A little about the structure of the PHP hash tables.
Run the
ptype command to see what the hash table is ht
(gdb) ptype ht type = const struct _zend_array { zend_refcounted_h gc; union { struct {...} v; uint32_t flags; } u; uint32_t nTableMask; Bucket *arData; uint32_t nNumUsed; uint32_t nNumOfElements; uint32_t nTableSize; uint32_t nInternalPointer; zend_long nNextFreeElement; dtor_func_t pDestructor; } *
Here we are interested in:
- arData - C array containing buckets. A bucket is a C structure containing a zval - a stored item, a key in a php array, and also a hash of this key as a number.
- NnumUsed - the maximum occupied index in the arData + 1 array.
- u.flags - no signed int, each bit of which corresponds to a flag.
- In addition, carefully looking at the structure, you ask how the key hash is mapped to the arData array? For this, php developers use the translation table . It is stored “behind” the arData array ( arData [-1] , arData [-2] , etc.) and is a map of the hashes to the indices of the arData array.

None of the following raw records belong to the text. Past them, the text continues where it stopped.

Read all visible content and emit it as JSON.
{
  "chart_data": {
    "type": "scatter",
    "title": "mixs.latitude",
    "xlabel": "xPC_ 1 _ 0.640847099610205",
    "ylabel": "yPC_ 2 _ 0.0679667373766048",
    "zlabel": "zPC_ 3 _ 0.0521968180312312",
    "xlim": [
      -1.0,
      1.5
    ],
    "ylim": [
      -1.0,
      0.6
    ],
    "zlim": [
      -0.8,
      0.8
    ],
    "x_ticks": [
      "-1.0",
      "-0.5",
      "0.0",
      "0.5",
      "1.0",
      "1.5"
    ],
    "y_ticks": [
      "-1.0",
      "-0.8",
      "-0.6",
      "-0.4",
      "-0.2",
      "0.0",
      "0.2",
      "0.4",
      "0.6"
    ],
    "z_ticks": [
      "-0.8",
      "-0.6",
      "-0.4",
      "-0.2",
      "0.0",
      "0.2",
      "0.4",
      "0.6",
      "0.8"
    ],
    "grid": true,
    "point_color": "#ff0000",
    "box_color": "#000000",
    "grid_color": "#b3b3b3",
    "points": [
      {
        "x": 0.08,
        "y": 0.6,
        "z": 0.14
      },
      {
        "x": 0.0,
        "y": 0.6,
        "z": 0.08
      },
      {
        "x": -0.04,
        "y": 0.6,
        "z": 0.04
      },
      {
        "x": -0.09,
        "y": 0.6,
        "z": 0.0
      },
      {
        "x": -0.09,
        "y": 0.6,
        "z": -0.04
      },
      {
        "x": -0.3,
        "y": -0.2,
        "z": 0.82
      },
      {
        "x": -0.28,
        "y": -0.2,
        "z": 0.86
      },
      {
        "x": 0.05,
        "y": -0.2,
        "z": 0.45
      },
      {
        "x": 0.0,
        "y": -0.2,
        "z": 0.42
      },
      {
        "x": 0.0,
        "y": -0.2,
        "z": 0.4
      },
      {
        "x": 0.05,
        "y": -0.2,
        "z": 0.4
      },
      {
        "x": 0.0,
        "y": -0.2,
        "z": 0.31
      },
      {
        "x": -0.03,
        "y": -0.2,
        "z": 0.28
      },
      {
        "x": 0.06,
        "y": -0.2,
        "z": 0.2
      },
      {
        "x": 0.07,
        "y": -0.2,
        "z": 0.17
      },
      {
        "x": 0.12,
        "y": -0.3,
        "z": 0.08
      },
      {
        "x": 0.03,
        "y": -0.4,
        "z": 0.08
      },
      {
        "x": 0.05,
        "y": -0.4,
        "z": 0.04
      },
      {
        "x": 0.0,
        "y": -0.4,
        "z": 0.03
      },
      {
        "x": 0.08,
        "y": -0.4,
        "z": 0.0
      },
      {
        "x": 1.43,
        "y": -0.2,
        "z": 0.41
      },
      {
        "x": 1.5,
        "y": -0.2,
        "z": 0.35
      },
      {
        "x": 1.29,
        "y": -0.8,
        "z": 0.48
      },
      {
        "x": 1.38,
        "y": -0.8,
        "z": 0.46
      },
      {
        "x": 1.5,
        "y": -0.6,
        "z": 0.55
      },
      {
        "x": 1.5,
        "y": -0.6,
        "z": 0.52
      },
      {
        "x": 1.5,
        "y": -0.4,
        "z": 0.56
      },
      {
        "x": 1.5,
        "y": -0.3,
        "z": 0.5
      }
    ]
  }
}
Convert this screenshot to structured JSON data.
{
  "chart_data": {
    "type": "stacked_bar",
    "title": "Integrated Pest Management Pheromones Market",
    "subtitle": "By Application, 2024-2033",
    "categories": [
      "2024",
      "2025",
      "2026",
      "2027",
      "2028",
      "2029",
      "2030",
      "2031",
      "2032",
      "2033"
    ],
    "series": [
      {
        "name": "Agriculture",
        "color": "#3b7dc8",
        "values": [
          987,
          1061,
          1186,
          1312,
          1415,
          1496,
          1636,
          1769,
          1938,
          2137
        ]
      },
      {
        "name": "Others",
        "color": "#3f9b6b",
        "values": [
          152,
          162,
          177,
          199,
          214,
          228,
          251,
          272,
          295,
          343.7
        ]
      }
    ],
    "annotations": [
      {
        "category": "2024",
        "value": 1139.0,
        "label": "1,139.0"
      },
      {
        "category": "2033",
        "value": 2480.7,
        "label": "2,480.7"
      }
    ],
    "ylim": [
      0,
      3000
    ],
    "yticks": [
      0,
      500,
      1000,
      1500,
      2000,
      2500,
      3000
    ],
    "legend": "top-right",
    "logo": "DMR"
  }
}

- Finally, you need to know that the hash operation does not apply to integer keys, and they are translated into the hash keys of the table “as is”.
Back to code
ht → u.flags set of flags is collapsed into a number. For the
HASH_FLAG_PACKED flag
, we are interested in the 3rd bit.
To get the value of the flags, run the command:
(gdb) print ht->u.flags $1 = 30
So it is, in the 3rd bit unit.
Since the condition is true we get here:
if (h < ht->nNumUsed) { if (Z_TYPE(ht->arData[h].val) != IS_UNDEF) { return 1; } } return 0;
In line 1, we check whether the value of the required key is valid with respect to the
arData array. If yes, we just have to check whether the
arData array at address
h contains an element.
Well, if the flag
HASH_FLAG_PACKED is not set, then we will get here.
p = zend_hash_index_find_bucket(ht, h);
This function will search for the required element, but using the translation table mentioned above.
Well, that's all the magic. Debagger can be closed. There is only 1 question left. And what is this actually for the
HASH_FLAG_PACKED flag and where is it set?
This flag signals us about
Packed hashtable optimization - all the keys of the php array are numbers and are sorted in ascending order. Regarding the test example, it is not difficult to guess, this flag is set inside the sort function. As it turned out, this optimization affects a fairly large number of aspects of working with the language. There probably is no other article you can write.
And my story ends here, we looked at some of the techniques of working in a bunch of php + dbg, and out of the corner of our eyes took a look at one interesting optimization in hash table algorithms. I hope the methods described above will help you to research the wonderful PHP tool.